All of this is standard Prometheus knowledge and is well documented, but what doesn't seem to be well documented is where alert labels come from (or at least I couldn't find it said explicitly in any of the obvious spots in the documentation). Within Prometheus, the labels on an alert come from two places. First, you can explicitly add labels to the alert in the alert rule, which can be used for things like setting up testing alerts. Second, the basic labels for an alert are whatever labels come out of the alert expression. This can have some important consequences.
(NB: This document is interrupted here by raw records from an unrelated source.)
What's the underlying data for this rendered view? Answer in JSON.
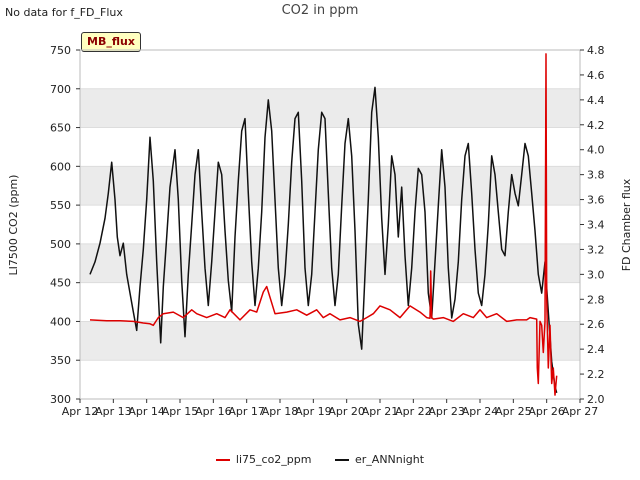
{
  "header": {
    "nodata": "No data for f_FD_Flux"
  },
  "badge": {
    "label": "MB_flux"
  },
  "chart_data": {
    "type": "line",
    "title": "CO2 in ppm",
    "xlabel": "",
    "ylabel": "LI7500 CO2 (ppm)",
    "y2label": "FD Chamber flux",
    "x_tick_labels": [
      "Apr 12",
      "Apr 13",
      "Apr 14",
      "Apr 15",
      "Apr 16",
      "Apr 17",
      "Apr 18",
      "Apr 19",
      "Apr 20",
      "Apr 21",
      "Apr 22",
      "Apr 23",
      "Apr 24",
      "Apr 25",
      "Apr 26",
      "Apr 27"
    ],
    "xlim": [
      12,
      27
    ],
    "ylim": [
      300,
      750
    ],
    "y_ticks": [
      "300",
      "350",
      "400",
      "450",
      "500",
      "550",
      "600",
      "650",
      "700",
      "750"
    ],
    "y2lim": [
      2.0,
      4.8
    ],
    "y2_ticks": [
      "2.0",
      "2.2",
      "2.4",
      "2.6",
      "2.8",
      "3.0",
      "3.2",
      "3.4",
      "3.6",
      "3.8",
      "4.0",
      "4.2",
      "4.4",
      "4.6",
      "4.8"
    ],
    "colors": {
      "li75": "#dd0000",
      "er": "#111111",
      "band": "#ebebeb"
    },
    "series": [
      {
        "name": "li75_co2_ppm",
        "axis": "left",
        "x": [
          12.3,
          12.8,
          13.2,
          13.6,
          13.9,
          14.1,
          14.2,
          14.35,
          14.5,
          14.8,
          15.1,
          15.35,
          15.5,
          15.8,
          16.1,
          16.35,
          16.5,
          16.8,
          17.1,
          17.3,
          17.4,
          17.5,
          17.6,
          17.85,
          18.2,
          18.5,
          18.8,
          19.1,
          19.3,
          19.5,
          19.8,
          20.1,
          20.4,
          20.6,
          20.8,
          21.0,
          21.3,
          21.6,
          21.9,
          22.2,
          22.4,
          22.5,
          22.52,
          22.55,
          22.6,
          22.9,
          23.2,
          23.5,
          23.8,
          24.0,
          24.2,
          24.5,
          24.8,
          25.1,
          25.4,
          25.5,
          25.7,
          25.72,
          25.75,
          25.8,
          25.85,
          25.9,
          25.95,
          25.98,
          26.0,
          26.02,
          26.05,
          26.1,
          26.15,
          26.2,
          26.25,
          26.3
        ],
        "y": [
          402,
          401,
          401,
          400,
          398,
          397,
          395,
          405,
          410,
          412,
          405,
          415,
          410,
          405,
          410,
          405,
          415,
          402,
          415,
          412,
          425,
          438,
          445,
          410,
          412,
          415,
          408,
          415,
          405,
          410,
          402,
          405,
          400,
          405,
          410,
          420,
          415,
          405,
          420,
          412,
          405,
          404,
          465,
          405,
          403,
          405,
          400,
          410,
          405,
          415,
          405,
          410,
          400,
          402,
          402,
          405,
          403,
          340,
          320,
          400,
          395,
          360,
          400,
          745,
          430,
          395,
          340,
          395,
          320,
          340,
          305,
          330
        ]
      },
      {
        "name": "er_ANNnight",
        "axis": "right",
        "x": [
          12.3,
          12.45,
          12.6,
          12.75,
          12.85,
          12.95,
          13.05,
          13.12,
          13.2,
          13.3,
          13.4,
          13.5,
          13.6,
          13.7,
          13.8,
          13.9,
          14.0,
          14.1,
          14.2,
          14.3,
          14.42,
          14.5,
          14.6,
          14.7,
          14.85,
          14.95,
          15.05,
          15.15,
          15.25,
          15.35,
          15.45,
          15.55,
          15.65,
          15.75,
          15.85,
          15.95,
          16.05,
          16.15,
          16.25,
          16.35,
          16.45,
          16.55,
          16.65,
          16.75,
          16.85,
          16.95,
          17.05,
          17.15,
          17.25,
          17.35,
          17.45,
          17.55,
          17.65,
          17.75,
          17.85,
          17.95,
          18.05,
          18.15,
          18.25,
          18.35,
          18.45,
          18.55,
          18.65,
          18.75,
          18.85,
          18.95,
          19.05,
          19.15,
          19.25,
          19.35,
          19.45,
          19.55,
          19.65,
          19.75,
          19.85,
          19.95,
          20.05,
          20.15,
          20.25,
          20.35,
          20.45,
          20.55,
          20.65,
          20.75,
          20.85,
          20.95,
          21.05,
          21.15,
          21.25,
          21.35,
          21.45,
          21.55,
          21.65,
          21.75,
          21.85,
          21.95,
          22.05,
          22.15,
          22.25,
          22.35,
          22.45,
          22.55,
          22.65,
          22.75,
          22.85,
          22.95,
          23.05,
          23.15,
          23.25,
          23.35,
          23.45,
          23.55,
          23.65,
          23.75,
          23.85,
          23.95,
          24.05,
          24.15,
          24.25,
          24.35,
          24.45,
          24.55,
          24.65,
          24.75,
          24.85,
          24.95,
          25.05,
          25.15,
          25.25,
          25.35,
          25.45,
          25.55,
          25.65,
          25.75,
          25.85,
          25.95,
          26.05,
          26.15,
          26.25,
          26.3
        ],
        "y": [
          3.0,
          3.1,
          3.25,
          3.45,
          3.65,
          3.9,
          3.6,
          3.3,
          3.15,
          3.25,
          3.0,
          2.85,
          2.7,
          2.55,
          2.9,
          3.2,
          3.6,
          4.1,
          3.75,
          3.1,
          2.45,
          2.9,
          3.3,
          3.7,
          4.0,
          3.6,
          2.95,
          2.5,
          3.0,
          3.4,
          3.8,
          4.0,
          3.5,
          3.05,
          2.75,
          3.1,
          3.5,
          3.9,
          3.8,
          3.35,
          2.95,
          2.7,
          3.3,
          3.75,
          4.15,
          4.25,
          3.65,
          3.1,
          2.75,
          3.05,
          3.5,
          4.1,
          4.4,
          4.15,
          3.6,
          3.05,
          2.75,
          3.0,
          3.4,
          3.9,
          4.25,
          4.3,
          3.75,
          3.05,
          2.75,
          3.0,
          3.5,
          4.0,
          4.3,
          4.25,
          3.65,
          3.05,
          2.75,
          3.0,
          3.55,
          4.05,
          4.25,
          3.95,
          3.35,
          2.6,
          2.4,
          3.0,
          3.6,
          4.3,
          4.5,
          4.1,
          3.45,
          3.0,
          3.4,
          3.95,
          3.8,
          3.3,
          3.7,
          3.15,
          2.75,
          3.05,
          3.5,
          3.85,
          3.8,
          3.5,
          2.85,
          2.65,
          3.1,
          3.55,
          4.0,
          3.7,
          3.05,
          2.65,
          2.8,
          3.1,
          3.6,
          3.95,
          4.05,
          3.65,
          3.2,
          2.85,
          2.75,
          3.0,
          3.4,
          3.95,
          3.8,
          3.5,
          3.2,
          3.15,
          3.5,
          3.8,
          3.65,
          3.55,
          3.8,
          4.05,
          3.95,
          3.65,
          3.35,
          3.0,
          2.85,
          3.1,
          2.7,
          2.3,
          2.1,
          2.05
        ]
      }
    ]
  }
}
If your alert expression is a simple one that just involves basic
metric operations, for example 'node_load1 > 10.0
', then the basic
labels on the alert are the same labels that the metric itself has;
all of them will be passed through. However, if your alert expression
narrows down or throws away some labels, then those labels will be
missing from the end result. One of the ways to lose metrics in
alert expressions is to use 'by (...)
',
because this discards all labels other than the 'by (whatever)
' label
or labels. You can also deliberately pull in labels from additional
metrics, perhaps as a form of database
lookup (and then you can use these additional
labels in your Alertmanager setup).
Prometheus itself also adds an alertname
label, with the name of
the alert as its value. The ALERTS
metric in Prometheus also
has an alertstate
label, but this is not passed on to the version
of the alert that Alertmanager sees. Additionally, as part of
sending alerts to Alertmanager, Prometheus can relabel
alerts in general to do things like canonicalize some labels. This
can be done either for all Alertmanager destinations or only for a
particular one, if you have more than one of them set up. This
only affects alerts as seen by Alertmanager; the version in the
ALERTS
metric is unaffected.
(This can be slightly annoying if you're building Grafana dashboards that display alert information using labels that your alert relabeling changes.)
PS: In practice, people who use Prometheus work out where alert labels come from almost immediately. It's both intuitive (alert rules use expressions, expression results have labels, and so on) and obvious once you have some actual alerts to look at. But if you're trying to decode Prometheus on your first attempt, it and the consequences aren't obvious.
|
|